Wie nicht anders zu erwarten, sind AMDs neue Modelle Athlon X2 BE-2350 und X2 BE-2300 pünktlich zur Veröffentlichung dieses Artikels erstmals im Handel gesichtet wurden. Doch wozu brauchen wir 65 nm wenn 90 nm noch sparsamer sein können? Wir werden den Athlon 64 X2 3800+ EE SFF mit den Modellen Athlon 64 X2 3800+ EE und Athlon 64 X2 3800+ vergleichen, die - abgesehen vom Stromverbrauch - völlig identisch sind:
| X2 3800 | X2 3800+ EE | X2 3800+ EE SFF | |
| Takt in MHz | 2000 | 2000 | 2000 |
| L2-Cache in KByte | 2x 512 | 2x 512 | 2x 512 |
| Fertigung in nm | 90 | 90 | 90 |
| TDP in Watt | 89 | 65 | 35 |
Speichertakt: Von Wünschen und Tatsachen
Mit der Steigerung des Speichertaktes auf bis zu 400 MHz (DDR2-800) bekam der Speichercontroller der AM2-Prozessoren mit seinen ganzzahligen Teilern ein Problem: Die Taktraten der verschiedenen Prozessoren lassen zumeist nicht den vollen Takt von DDR2-533, DDR2-677 und DDR2-800 zu. Doch wie kommt man an den Multiplikator? Man nehme den CPU-Takt und teile ihn durch den gewünschten Speichertakt. Hat dieses Ergebnis Nachkommastellen, rundet AMD immer zum nächsthöheren, ganzzahligen Wert auf (Ceil-Funktion). Dieser Wert ist der Multiplikator. Da der Multiplikator aufgerundet wird, kommt es bei zahlreichen Konfigurationen zu einem niedrigeren Speichertakt als gewüscht.

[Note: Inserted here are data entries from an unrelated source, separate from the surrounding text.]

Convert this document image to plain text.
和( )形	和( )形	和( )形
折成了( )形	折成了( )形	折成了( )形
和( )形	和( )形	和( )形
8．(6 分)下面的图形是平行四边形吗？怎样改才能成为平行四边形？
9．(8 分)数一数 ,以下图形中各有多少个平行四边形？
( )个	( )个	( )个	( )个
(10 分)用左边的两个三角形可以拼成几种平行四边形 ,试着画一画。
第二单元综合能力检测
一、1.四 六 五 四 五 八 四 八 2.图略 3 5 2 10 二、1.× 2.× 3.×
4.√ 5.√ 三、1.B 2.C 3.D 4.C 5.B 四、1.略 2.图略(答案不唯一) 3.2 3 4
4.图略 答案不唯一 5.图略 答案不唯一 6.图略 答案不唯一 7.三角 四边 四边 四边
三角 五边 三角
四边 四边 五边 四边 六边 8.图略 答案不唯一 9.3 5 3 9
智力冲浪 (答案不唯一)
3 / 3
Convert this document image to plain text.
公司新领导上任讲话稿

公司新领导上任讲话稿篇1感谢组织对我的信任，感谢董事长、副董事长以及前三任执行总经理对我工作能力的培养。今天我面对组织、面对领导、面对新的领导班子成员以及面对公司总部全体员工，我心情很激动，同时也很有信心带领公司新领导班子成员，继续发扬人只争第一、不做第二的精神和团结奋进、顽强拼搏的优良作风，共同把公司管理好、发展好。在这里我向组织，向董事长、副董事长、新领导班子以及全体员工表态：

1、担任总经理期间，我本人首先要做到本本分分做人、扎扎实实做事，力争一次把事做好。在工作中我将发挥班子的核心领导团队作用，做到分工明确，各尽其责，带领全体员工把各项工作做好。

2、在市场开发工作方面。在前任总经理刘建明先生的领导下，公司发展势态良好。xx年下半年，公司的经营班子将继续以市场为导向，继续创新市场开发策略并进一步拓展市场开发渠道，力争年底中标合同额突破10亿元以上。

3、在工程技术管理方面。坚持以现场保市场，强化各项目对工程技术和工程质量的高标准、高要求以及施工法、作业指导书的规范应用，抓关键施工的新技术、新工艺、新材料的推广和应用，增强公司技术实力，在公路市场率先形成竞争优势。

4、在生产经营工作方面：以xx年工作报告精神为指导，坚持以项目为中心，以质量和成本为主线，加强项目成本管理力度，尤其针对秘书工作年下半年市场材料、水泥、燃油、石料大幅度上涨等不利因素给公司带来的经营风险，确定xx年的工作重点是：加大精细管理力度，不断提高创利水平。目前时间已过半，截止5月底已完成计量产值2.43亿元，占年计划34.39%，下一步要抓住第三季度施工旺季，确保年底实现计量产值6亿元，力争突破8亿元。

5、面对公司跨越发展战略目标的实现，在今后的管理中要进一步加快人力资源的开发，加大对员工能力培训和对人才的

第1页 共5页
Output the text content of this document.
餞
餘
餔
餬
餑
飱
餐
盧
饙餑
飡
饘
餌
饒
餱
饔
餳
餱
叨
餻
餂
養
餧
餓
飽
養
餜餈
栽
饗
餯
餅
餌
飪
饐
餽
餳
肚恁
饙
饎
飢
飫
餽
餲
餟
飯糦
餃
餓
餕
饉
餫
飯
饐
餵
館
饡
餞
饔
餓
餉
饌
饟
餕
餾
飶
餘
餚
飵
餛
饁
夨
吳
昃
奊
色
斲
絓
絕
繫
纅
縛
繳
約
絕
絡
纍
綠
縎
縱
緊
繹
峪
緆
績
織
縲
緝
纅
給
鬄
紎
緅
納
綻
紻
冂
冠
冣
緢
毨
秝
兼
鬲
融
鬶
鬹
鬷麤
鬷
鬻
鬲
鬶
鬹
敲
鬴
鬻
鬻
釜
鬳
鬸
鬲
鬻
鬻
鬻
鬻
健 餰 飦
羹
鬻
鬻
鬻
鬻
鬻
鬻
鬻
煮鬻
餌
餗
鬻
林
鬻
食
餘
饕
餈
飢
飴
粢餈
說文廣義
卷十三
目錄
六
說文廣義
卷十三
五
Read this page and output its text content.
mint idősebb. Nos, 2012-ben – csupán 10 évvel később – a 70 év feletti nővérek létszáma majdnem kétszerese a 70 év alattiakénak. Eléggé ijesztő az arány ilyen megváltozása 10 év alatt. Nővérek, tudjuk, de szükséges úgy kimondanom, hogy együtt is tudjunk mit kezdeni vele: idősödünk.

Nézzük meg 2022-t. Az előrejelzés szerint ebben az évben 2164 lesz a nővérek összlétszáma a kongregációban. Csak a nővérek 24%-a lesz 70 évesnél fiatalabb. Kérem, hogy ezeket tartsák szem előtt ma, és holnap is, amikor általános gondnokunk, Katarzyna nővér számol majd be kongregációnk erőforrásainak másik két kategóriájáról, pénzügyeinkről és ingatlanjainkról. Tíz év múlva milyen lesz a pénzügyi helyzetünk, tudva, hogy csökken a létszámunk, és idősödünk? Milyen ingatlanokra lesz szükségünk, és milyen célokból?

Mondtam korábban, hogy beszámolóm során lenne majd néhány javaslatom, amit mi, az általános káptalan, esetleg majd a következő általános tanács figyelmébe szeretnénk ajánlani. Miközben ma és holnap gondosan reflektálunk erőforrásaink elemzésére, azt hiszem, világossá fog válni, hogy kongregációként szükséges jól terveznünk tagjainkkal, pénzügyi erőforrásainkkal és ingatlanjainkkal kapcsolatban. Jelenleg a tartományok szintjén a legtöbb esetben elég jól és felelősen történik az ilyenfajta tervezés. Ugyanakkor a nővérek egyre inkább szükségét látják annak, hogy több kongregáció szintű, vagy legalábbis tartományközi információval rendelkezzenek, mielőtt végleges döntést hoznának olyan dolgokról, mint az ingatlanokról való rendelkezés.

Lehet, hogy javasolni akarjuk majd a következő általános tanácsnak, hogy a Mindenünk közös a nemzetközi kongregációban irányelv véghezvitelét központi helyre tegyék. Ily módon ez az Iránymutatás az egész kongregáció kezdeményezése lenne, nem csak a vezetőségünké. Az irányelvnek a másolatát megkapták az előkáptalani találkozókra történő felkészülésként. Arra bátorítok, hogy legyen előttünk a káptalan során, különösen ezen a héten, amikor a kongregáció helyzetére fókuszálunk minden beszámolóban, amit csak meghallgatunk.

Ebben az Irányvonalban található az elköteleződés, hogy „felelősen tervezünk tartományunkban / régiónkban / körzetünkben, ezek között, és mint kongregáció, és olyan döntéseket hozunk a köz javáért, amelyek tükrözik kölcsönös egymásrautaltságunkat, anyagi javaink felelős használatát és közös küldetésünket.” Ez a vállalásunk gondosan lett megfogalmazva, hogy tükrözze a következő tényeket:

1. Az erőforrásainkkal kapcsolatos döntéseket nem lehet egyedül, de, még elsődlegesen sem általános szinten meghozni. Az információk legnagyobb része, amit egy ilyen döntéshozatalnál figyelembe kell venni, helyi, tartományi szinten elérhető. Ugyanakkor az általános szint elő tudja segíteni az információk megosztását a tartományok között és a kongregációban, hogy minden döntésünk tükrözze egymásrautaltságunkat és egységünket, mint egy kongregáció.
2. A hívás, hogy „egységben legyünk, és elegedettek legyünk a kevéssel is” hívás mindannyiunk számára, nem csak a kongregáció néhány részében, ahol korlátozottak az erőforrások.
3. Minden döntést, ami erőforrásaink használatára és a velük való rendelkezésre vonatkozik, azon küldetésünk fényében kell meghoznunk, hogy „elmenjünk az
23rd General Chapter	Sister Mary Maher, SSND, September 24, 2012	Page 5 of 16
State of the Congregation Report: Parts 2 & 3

Ein Beispiel: Da alle X2 3800+ Modelle mit 2 Ghz arbeiten, kommen sie perfekt mit DDR2-400, DDR2-667 und DDR2-800 zurecht, lediglich bei DDR2-533 fehlen 16 MHz auf den Wunschtakt:
Die im 65 nm Prozess gefertigten Modelle beherrschen halbe Teiler für den Prozessortakt. Zur Einführung dieser Prozessoren Ende 2006 hatten wir AMD die Frage gestellt, ob diese halben Teiler auch für den Speichertakt verwendet würden, um durch feinere Schritte näher an den Idealtakt heranzukommen. Dies wurde uns damals zwar bestätigt, doch in Ermangelung einer entsprechenden CPU konnten wir die tatsächlichen Taktraten nie nachstellen. Erst im Juli 2007 veröffentlichte AMD die Revision 3.08 seines "BIOS and Kernel Developer’s Guide", in der wir zu unserer Überraschung eine Tabelle fanden, welche die Speichertaktraten in Abhägigkeit vom Prozessortakt dokumentiert. Dort zeigt sich, dass auch die 65 nm Prozessoren ganzzahlige Teiler nutzen und sich daraus sehr ungünstige Speichertakte - insbesondere für DDR2-800 - ergeben.
| CPU-Takt in MHz |
Speichertakt in MHz | |||
| 200 | 266 | 333 | 400 | |
| 1600 (90 nm) | 200 | 266 | 320 | 320 |
| 1800 (90 nm) | 200 | 257 | 300 | 360 |
| 1900 (65 nm) | 190 | 238 | 317 | 380 |
| 2000 (90 nm) | 200 | 250 | 333 | 400 |
| 2100 (65 nm) | 191 | 263 | 300 | 350 |
| 2200 (90 nm) | 200 | 244 | 314 | 366 |
| 2300 (65 nm) | 192 | 256 | 329 | 383 |
| 2400 (90 nm) | 200 | 266 | 300 | 400 |
| 2500 (65 nm) | 192 | 250 | 313 | 357 |
| 2600 (90 nm) | 200 | 260 | 325 | 371 |
| 2600 (65 nm) | 200 | 260 | 325 | 371 |
| 2800 (90 nm) | 200 | 255 | 311 | 400 |
| 3000 (90 nm) | 200 | 250 | 333 | 375 | 3200 (90 nm) | 200 | 267 | 320 | 400 |
Grün markierte Taktraten schöpfen den Speichertakt voll aus, schwarz markierte Taktraten weichen um 1 bis 8 Prozent vom Wunschtakt ab, ist die Abweichung größer als 8 Prozent, wurde der tatsächliche Speichertakt rot gekennzeichnet.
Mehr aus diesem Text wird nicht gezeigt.